Asya, yorgun ama güvenle sığınabileceği limana doğru giderken tüm bedeni bir kez daha, son bir kez daha bakıyordu ardı sıra... Hadi diyordu, hadi al götür beni. Aşk anlamazdı ne bakıştan, ne susuştan, ne de o sözsüz çağrılardan, bilmiyordu. Aşk, coşkun bir nehir misali anca çağlardı, düşünmeksizin önüne katıp yardan aşağı bıraktıklarını, yok ettiklerini, kırdıklarını fark etmeden akardı afet misali... Anlamıyordu İlyas, Asya'nın bakışını, isyanını, çığlığını. Beni terk etti, bizi yok etti, bana bunu nasıl yapar diyordu. Anlamıyordu kadın olmanın getirdiklerini, anlayamıyordu acısını Asya'nın yüreğini kavuran. Koşup kolundan tutup sevginin karşısında dikilemiyordu, cesaret edemiyordu kalıcı olmaya, sevgiye dönüşmeye gücü yetmiyordu. Benliğin yenilmişlik egosuyla onu cezalandırıyordu İlyas. Yani ironik bir şekilde Al yazmalısını cezalandırabiliyordu. Beni kaybettin deyip çekip gidebiliyordu. Halbuki sevgi, olan bitene, aşkın o sınır tanımaz halini görüşüne rağmen kucak açıyordu, koruyup kolluyordu, ısıtarak yumuşatıyordu sivrilikleri ve örtüyordu tüm günahların üzerini güneş gibi, toprak gibi...

Enfes dizelerinde Murathan Mungan'ın yıllar sonra dediği gibi; Asya'nın aşkı kendini temize çekiyordu Cemşit'in sevgisinin yanında ve İlyas, anlayamayan tüm kazananlar gibi terk edip gidiyordu*...

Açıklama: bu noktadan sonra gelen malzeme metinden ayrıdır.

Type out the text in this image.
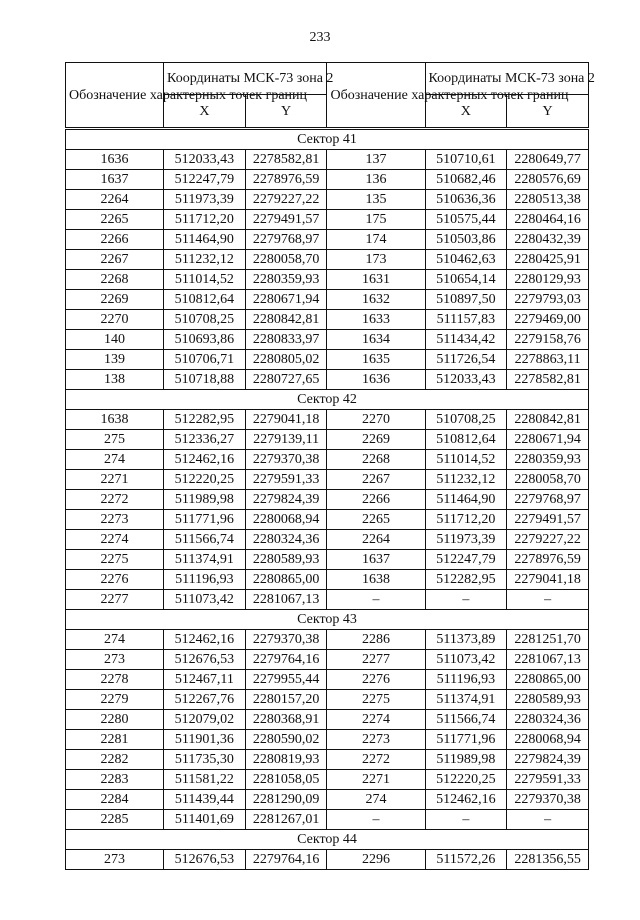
233
Обозначение характерных точек границ	Координаты МСК-73 зона 2		Обозначение характерных точек границ	Координаты МСК-73 зона 2	
	X	Y		X	Y
Сектор 41					
1636	512033,43	2278582,81	137	510710,61	2280649,77
1637	512247,79	2278976,59	136	510682,46	2280576,69
2264	511973,39	2279227,22	135	510636,36	2280513,38
2265	511712,20	2279491,57	175	510575,44	2280464,16
2266	511464,90	2279768,97	174	510503,86	2280432,39
2267	511232,12	2280058,70	173	510462,63	2280425,91
2268	511014,52	2280359,93	1631	510654,14	2280129,93
2269	510812,64	2280671,94	1632	510897,50	2279793,03
2270	510708,25	2280842,81	1633	511157,83	2279469,00
140	510693,86	2280833,97	1634	511434,42	2279158,76
139	510706,71	2280805,02	1635	511726,54	2278863,11
138	510718,88	2280727,65	1636	512033,43	2278582,81
Сектор 42					
1638	512282,95	2279041,18	2270	510708,25	2280842,81
275	512336,27	2279139,11	2269	510812,64	2280671,94
274	512462,16	2279370,38	2268	511014,52	2280359,93
2271	512220,25	2279591,33	2267	511232,12	2280058,70
2272	511989,98	2279824,39	2266	511464,90	2279768,97
2273	511771,96	2280068,94	2265	511712,20	2279491,57
2274	511566,74	2280324,36	2264	511973,39	2279227,22
2275	511374,91	2280589,93	1637	512247,79	2278976,59
2276	511196,93	2280865,00	1638	512282,95	2279041,18
2277	511073,42	2281067,13	–	–	–
Сектор 43					
274	512462,16	2279370,38	2286	511373,89	2281251,70
273	512676,53	2279764,16	2277	511073,42	2281067,13
2278	512467,11	2279955,44	2276	511196,93	2280865,00
2279	512267,76	2280157,20	2275	511374,91	2280589,93
2280	512079,02	2280368,91	2274	511566,74	2280324,36
2281	511901,36	2280590,02	2273	511771,96	2280068,94
2282	511735,30	2280819,93	2272	511989,98	2279824,39
2283	511581,22	2281058,05	2271	512220,25	2279591,33
2284	511439,44	2281290,09	274	512462,16	2279370,38
2285	511401,69	2281267,01	–	–	–
Сектор 44					
273	512676,53	2279764,16	2296	511572,26	2281356,55
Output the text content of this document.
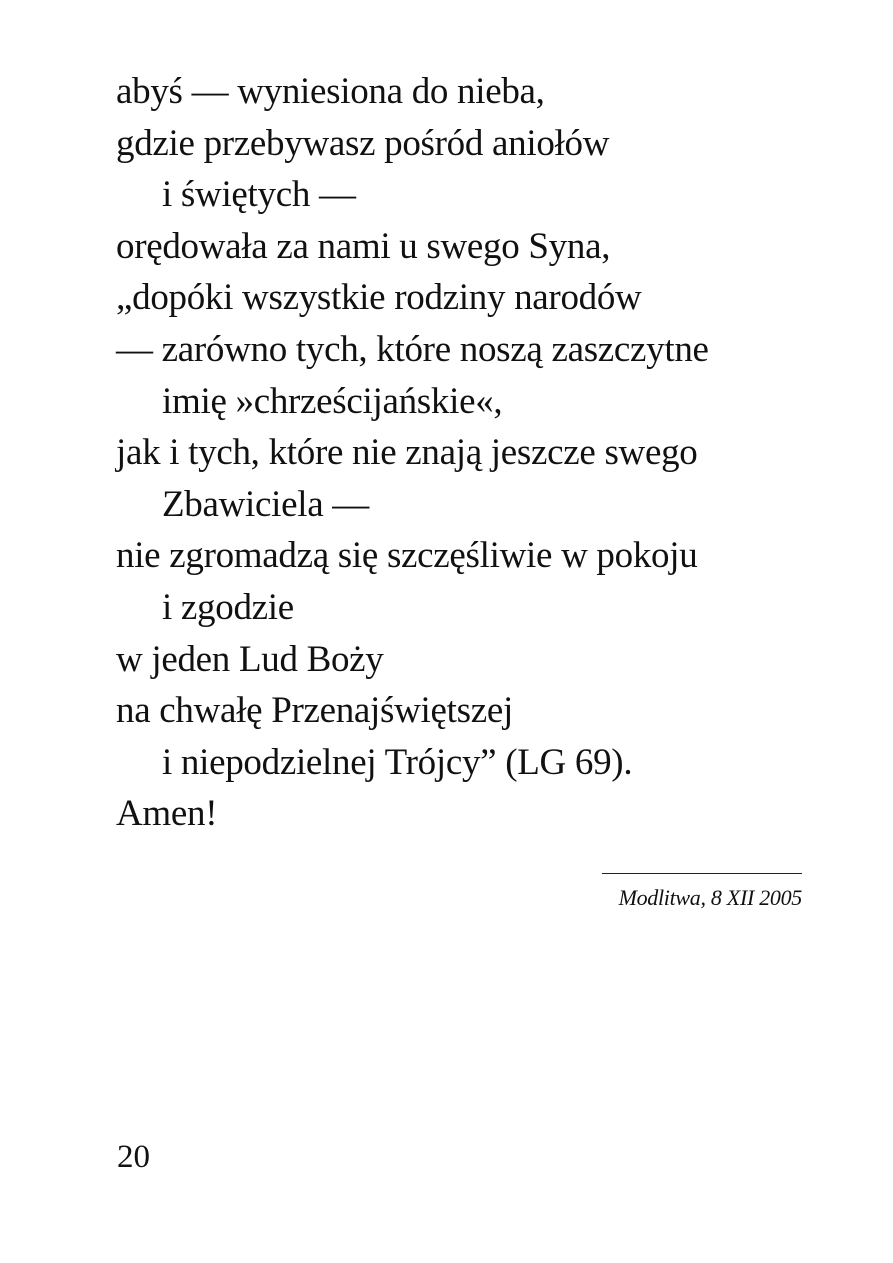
abyś — wyniesiona do nieba,
gdzie przebywasz pośród aniołów
i świętych —
orędowała za nami u swego Syna,
„dopóki wszystkie rodziny narodów
— zarówno tych, które noszą zaszczytne
imię »chrześcijańskie«,
jak i tych, które nie znają jeszcze swego
Zbawiciela —
nie zgromadzą się szczęśliwie w pokoju
i zgodzie
w jeden Lud Boży
na chwałę Przenajświętszej
i niepodzielnej Trójcy” (LG 69).
Amen!
Modlitwa, 8 XII 2005
20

Aşk, İlyas'ın öfkesinde yıllar boyu kadını suçlayarak bir ömrü yakarken, sevgi ise birlikteliğin sevincini, zamanın iyileştiriciliğiyle yoğuruyor ve böylesi bir vakur duruşla bir daha asla kadının suratına "sen aslında beni değil hep onu sevdin" diye vurmazken, tam aksine "sana nefes veren o aşkı değil beni seçtin" diyerek her geçen gün kadınını daha çok seviyor, daha çok benimsiyor ve daha çok ruhuna katıyordu... Birbiriyle bir daha kesişmemek üzere ayrılırken yollar, aslında ele ele o 3 kişi bağıra çağıra bize tam olarak bunu anlatıyordu...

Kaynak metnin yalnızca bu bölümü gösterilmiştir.